2025年11月に豪州の資源開発会社であるTivan Limited(以下、Tivan)と住友商事は、豪州ノーザンテリトリー準州に所在するMolyhil鉱区におけるタングステン・モリブデン事業(以下、プロジェクト)に関し、マーケティング、出資参画を見据え覚書(以下、MoU)を締結いたしました。本MoUに基づき、プロジェクトの開発、資金調達および操業を含む将来的な協業の可能性について、協議を進めてまいります。

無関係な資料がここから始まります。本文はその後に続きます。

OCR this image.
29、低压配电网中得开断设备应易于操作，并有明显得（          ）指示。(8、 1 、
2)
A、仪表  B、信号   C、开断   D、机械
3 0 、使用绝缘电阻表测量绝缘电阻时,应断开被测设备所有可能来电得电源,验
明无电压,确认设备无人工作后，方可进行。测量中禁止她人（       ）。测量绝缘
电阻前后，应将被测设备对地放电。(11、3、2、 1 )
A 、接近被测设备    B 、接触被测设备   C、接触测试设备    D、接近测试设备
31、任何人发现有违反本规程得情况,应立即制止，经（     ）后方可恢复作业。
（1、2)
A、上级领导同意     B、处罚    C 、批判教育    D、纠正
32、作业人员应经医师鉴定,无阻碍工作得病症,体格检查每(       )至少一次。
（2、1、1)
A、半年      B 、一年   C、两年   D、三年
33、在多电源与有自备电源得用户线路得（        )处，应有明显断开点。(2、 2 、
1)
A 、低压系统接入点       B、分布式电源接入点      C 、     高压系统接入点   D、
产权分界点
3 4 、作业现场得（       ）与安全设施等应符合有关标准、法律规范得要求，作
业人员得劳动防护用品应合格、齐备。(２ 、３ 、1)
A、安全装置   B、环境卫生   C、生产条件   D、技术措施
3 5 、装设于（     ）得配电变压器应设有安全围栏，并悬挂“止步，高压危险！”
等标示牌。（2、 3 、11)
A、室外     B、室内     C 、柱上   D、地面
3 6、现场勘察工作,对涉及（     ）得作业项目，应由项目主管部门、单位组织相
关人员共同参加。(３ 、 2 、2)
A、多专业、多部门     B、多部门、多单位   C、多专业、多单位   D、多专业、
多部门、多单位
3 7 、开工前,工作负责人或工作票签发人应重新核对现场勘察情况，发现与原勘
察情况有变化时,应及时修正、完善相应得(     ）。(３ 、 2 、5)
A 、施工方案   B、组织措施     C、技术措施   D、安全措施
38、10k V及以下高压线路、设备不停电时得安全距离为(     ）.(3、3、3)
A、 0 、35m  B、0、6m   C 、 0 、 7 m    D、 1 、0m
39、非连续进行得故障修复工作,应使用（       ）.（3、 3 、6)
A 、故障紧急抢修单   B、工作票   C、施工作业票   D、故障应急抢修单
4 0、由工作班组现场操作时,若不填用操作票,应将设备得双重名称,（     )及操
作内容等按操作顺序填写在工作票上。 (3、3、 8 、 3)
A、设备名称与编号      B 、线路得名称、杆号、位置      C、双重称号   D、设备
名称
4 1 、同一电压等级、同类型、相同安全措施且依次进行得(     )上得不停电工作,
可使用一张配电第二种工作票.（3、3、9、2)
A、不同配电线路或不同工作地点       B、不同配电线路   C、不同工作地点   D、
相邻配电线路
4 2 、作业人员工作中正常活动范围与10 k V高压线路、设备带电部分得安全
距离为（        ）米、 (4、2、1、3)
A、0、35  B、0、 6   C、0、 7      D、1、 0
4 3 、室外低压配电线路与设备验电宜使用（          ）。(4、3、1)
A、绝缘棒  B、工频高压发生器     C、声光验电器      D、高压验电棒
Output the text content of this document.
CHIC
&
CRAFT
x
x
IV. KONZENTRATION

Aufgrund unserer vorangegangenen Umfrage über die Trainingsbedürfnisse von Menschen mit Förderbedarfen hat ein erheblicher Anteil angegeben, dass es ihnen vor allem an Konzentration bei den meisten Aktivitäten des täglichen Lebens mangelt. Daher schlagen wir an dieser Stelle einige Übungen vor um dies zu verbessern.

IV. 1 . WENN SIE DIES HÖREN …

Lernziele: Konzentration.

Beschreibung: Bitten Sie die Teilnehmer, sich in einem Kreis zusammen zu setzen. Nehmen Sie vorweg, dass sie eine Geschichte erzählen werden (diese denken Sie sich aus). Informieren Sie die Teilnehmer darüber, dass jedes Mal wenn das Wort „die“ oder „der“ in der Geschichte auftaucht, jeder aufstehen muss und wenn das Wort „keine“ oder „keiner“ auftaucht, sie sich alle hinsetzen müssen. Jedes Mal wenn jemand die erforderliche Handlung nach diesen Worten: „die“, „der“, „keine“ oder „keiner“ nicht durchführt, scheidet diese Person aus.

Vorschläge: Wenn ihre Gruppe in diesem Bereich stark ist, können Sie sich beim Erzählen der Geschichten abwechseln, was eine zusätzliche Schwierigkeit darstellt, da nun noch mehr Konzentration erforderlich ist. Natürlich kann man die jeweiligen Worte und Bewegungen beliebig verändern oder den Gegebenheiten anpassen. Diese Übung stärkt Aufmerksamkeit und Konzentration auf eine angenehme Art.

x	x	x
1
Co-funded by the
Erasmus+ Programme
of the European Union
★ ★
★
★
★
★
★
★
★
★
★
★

Tivanは、豪州を拠点とする重要鉱物の開発を手がける資源開発会社であり、主に蛍石(フッ化カルシウム)、タングステン、モリブデンなど、先端産業や国家戦略上重要性の高い鉱物資源の探鉱・開発・事業化を推進しています。 弊グリーンケミカル SBU(Strategic Business Unit)では、経済安全保障に資する事業として、重要鉱物(蛍石、タングステン及びモリブデンなど)の安定供給確保に寄与するべく、Tivanとこれまでに西オーストラリア州の蛍石事業(Speewah鉱区)への出資、ならびにノーザンテリトリー準州の蛍石事業(Sandover鉱区)に関するMoUの締結を実施しております。
Molyhil鉱区の鉱床は1970年代に発見され、1978年から1982年にかけて採掘が行われておりました。その後、2004年から2024年にかけて複数のボーリング調査および各種検討が実施され、鉱物資源量の定義・評価が進められてきております。Tivanは2029年度の商業生産を目指し今後追加試掘調査、環境許認可取得等を実施する予定です。
本タングステン・モリブデン工業会への入会に際し、ご承認を賜りました関係各位に、心より御礼申し上げます。微力ながら、会員企業各社様のさらなるご発展に寄与できますよう、誠心誠意努めてまいります。